New Report Shows Financial Burden Passed On To Privately Insured Coloradans
By Consumers For Quality Care, on February 13, 2019
Over a 9-year period, Colorado consumers could have saved $11.5 billion if hospitals contained costs and profit margins, The Associated Press reports. According to a new state report, hospitals charged patients with private insurance more, even as revenues increased.
In 2009, Medicare and Medicaid in Colorado paid 78 cents and 54 cents, respectively, for every $1 worth of care their patients received. Privately insured patients paid $1.55 for every $1 worth of care.
In 2017, Medicare and Medicaid had equalized, each paying 69 cents for every $1 in care in Colorado. But privately insured patients were now paying $1.66 for every $1 worth of care, according to the report.
Over the 9-year span, payments to hospitals increased from $9.5 billion to $15.7 billion while hospitals’ profit margins grew from $147 million to $1.2 billion. In 2017 alone, hospitals charged privately insured patients $1.2 billion more than was necessary to cover other losses.

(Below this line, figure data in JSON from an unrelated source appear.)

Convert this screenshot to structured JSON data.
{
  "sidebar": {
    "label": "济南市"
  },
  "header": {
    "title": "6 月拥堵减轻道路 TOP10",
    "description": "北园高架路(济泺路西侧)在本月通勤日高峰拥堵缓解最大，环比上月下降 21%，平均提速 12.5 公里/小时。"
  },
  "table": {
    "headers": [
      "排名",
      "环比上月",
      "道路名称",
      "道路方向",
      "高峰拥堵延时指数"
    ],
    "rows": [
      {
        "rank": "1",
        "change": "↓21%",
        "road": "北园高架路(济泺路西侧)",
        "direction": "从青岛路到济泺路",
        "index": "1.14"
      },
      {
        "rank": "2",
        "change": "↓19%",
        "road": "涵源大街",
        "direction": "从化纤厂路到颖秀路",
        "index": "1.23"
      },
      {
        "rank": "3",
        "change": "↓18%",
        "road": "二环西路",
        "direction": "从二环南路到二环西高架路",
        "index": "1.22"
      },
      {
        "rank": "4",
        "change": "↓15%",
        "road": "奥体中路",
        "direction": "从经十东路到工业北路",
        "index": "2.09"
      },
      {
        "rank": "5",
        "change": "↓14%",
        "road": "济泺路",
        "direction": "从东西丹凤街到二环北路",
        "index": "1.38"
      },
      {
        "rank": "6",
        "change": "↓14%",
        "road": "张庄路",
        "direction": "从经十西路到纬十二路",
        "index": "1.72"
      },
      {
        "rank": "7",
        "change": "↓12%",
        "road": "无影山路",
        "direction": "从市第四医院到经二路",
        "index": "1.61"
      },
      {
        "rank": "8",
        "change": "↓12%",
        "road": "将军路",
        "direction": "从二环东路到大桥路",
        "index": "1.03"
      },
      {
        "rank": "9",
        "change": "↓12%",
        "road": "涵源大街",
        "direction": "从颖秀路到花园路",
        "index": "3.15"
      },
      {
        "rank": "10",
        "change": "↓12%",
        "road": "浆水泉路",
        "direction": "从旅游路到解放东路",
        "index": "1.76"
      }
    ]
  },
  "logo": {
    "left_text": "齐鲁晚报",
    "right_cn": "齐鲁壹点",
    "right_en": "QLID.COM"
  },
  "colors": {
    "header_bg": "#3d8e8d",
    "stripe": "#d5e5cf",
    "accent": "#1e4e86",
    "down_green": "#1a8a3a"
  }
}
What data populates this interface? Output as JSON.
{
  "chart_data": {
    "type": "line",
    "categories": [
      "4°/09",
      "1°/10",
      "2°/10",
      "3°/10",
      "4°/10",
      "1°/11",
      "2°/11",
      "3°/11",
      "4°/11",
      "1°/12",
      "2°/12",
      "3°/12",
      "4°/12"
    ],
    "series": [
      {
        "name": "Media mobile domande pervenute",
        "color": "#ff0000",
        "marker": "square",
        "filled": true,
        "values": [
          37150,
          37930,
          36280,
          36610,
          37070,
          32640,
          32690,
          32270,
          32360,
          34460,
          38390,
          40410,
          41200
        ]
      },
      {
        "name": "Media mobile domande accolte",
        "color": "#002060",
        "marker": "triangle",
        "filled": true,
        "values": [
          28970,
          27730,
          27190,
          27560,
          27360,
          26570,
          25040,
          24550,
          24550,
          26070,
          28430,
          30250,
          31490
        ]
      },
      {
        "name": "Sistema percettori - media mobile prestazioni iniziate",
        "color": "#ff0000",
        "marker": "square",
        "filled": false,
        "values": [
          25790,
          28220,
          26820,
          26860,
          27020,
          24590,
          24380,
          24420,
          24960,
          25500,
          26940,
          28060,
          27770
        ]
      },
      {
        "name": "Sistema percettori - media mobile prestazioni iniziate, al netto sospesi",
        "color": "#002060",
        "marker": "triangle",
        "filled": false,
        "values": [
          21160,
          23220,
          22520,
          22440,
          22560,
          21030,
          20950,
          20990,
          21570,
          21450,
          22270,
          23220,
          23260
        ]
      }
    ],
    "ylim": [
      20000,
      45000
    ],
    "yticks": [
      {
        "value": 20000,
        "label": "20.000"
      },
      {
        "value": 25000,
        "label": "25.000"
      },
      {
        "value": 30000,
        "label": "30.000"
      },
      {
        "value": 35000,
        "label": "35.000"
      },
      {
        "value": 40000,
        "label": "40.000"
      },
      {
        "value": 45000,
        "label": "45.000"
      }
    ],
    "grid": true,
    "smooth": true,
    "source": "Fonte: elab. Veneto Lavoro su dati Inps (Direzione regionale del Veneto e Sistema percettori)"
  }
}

The report states that one explanation could be that hospitals have not been passing on the benefits of Medicaid expansion and the Affordable Care Act to privately insured customers.

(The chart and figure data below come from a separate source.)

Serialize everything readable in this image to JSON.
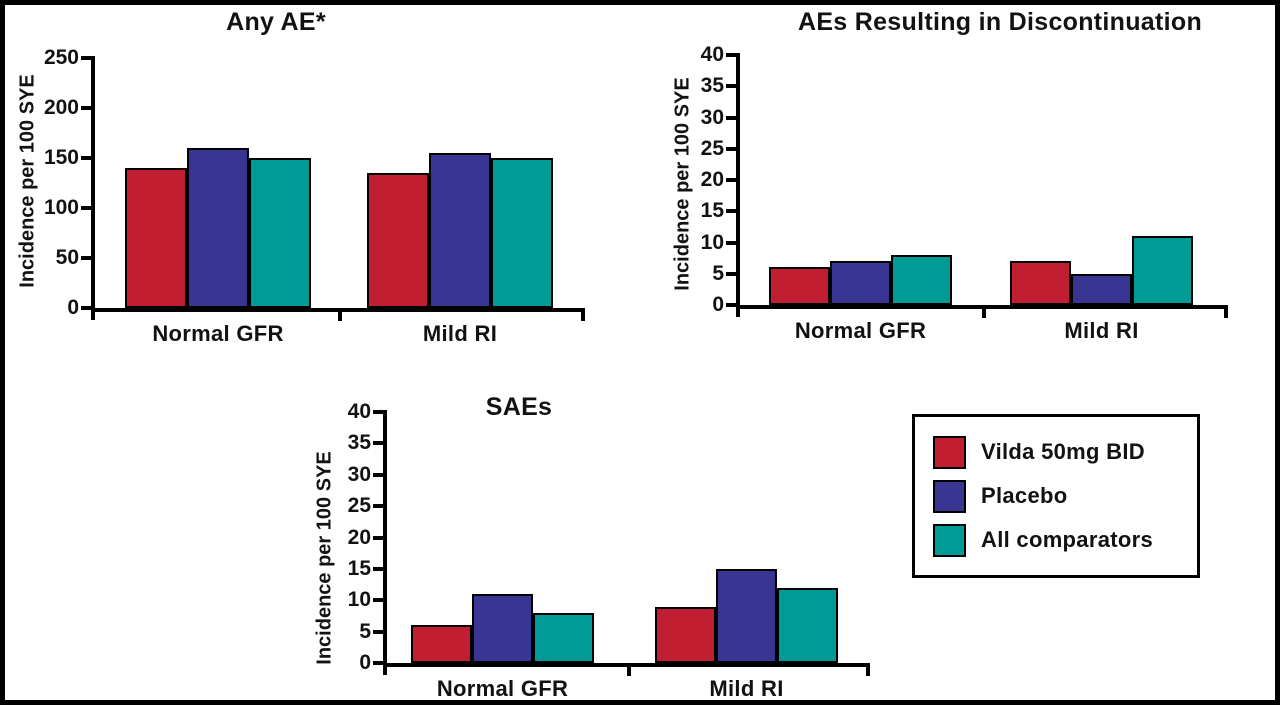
{
  "figure": {
    "background": "#ffffff",
    "frame_color": "#000000",
    "text_color": "#121212",
    "legend": {
      "position": "bottom-right",
      "items": [
        {
          "label": "Vilda 50mg BID",
          "color": "#c21e31"
        },
        {
          "label": "Placebo",
          "color": "#393592"
        },
        {
          "label": "All comparators",
          "color": "#009b97"
        }
      ]
    }
  },
  "chart_data": [
    {
      "type": "bar",
      "title": "Any AE*",
      "ylabel": "Incidence per 100 SYE",
      "xlabel": "",
      "ylim": [
        0,
        250
      ],
      "ytick_step": 50,
      "grid": false,
      "categories": [
        "Normal GFR",
        "Mild RI"
      ],
      "series": [
        {
          "name": "Vilda 50mg BID",
          "color": "#c21e31",
          "values": [
            140,
            135
          ]
        },
        {
          "name": "Placebo",
          "color": "#393592",
          "values": [
            160,
            155
          ]
        },
        {
          "name": "All comparators",
          "color": "#009b97",
          "values": [
            150,
            150
          ]
        }
      ]
    },
    {
      "type": "bar",
      "title": "AEs Resulting in Discontinuation",
      "ylabel": "Incidence per 100 SYE",
      "xlabel": "",
      "ylim": [
        0,
        40
      ],
      "ytick_step": 5,
      "grid": false,
      "categories": [
        "Normal GFR",
        "Mild RI"
      ],
      "series": [
        {
          "name": "Vilda 50mg BID",
          "color": "#c21e31",
          "values": [
            6,
            7
          ]
        },
        {
          "name": "Placebo",
          "color": "#393592",
          "values": [
            7,
            5
          ]
        },
        {
          "name": "All comparators",
          "color": "#009b97",
          "values": [
            8,
            11
          ]
        }
      ]
    },
    {
      "type": "bar",
      "title": "SAEs",
      "ylabel": "Incidence per 100 SYE",
      "xlabel": "",
      "ylim": [
        0,
        40
      ],
      "ytick_step": 5,
      "grid": false,
      "categories": [
        "Normal GFR",
        "Mild RI"
      ],
      "series": [
        {
          "name": "Vilda 50mg BID",
          "color": "#c21e31",
          "values": [
            6,
            9
          ]
        },
        {
          "name": "Placebo",
          "color": "#393592",
          "values": [
            11,
            15
          ]
        },
        {
          "name": "All comparators",
          "color": "#009b97",
          "values": [
            8,
            12
          ]
        }
      ]
    }
  ]
}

Colorado’s Department of Health Care Policy And Financing’s CFO, John Bartholomew, said that if hospitals had better “managed their costs, the cost shift could have been flat.”
“There was a choice,” said Kim Bimestefer, the executive director of Colorado’s Department of Health Care Policy and Financing, which administers Medicaid in the state and produced the report. “The strategic decisions were a big driver of where we are today.”
A spokeswoman for the Colorado Hospital Association denied that hospitals shifted higher payments on to privately insured patients. A report published by the association in January blamed a competitive jobs market and a high cost of living for the cost increases.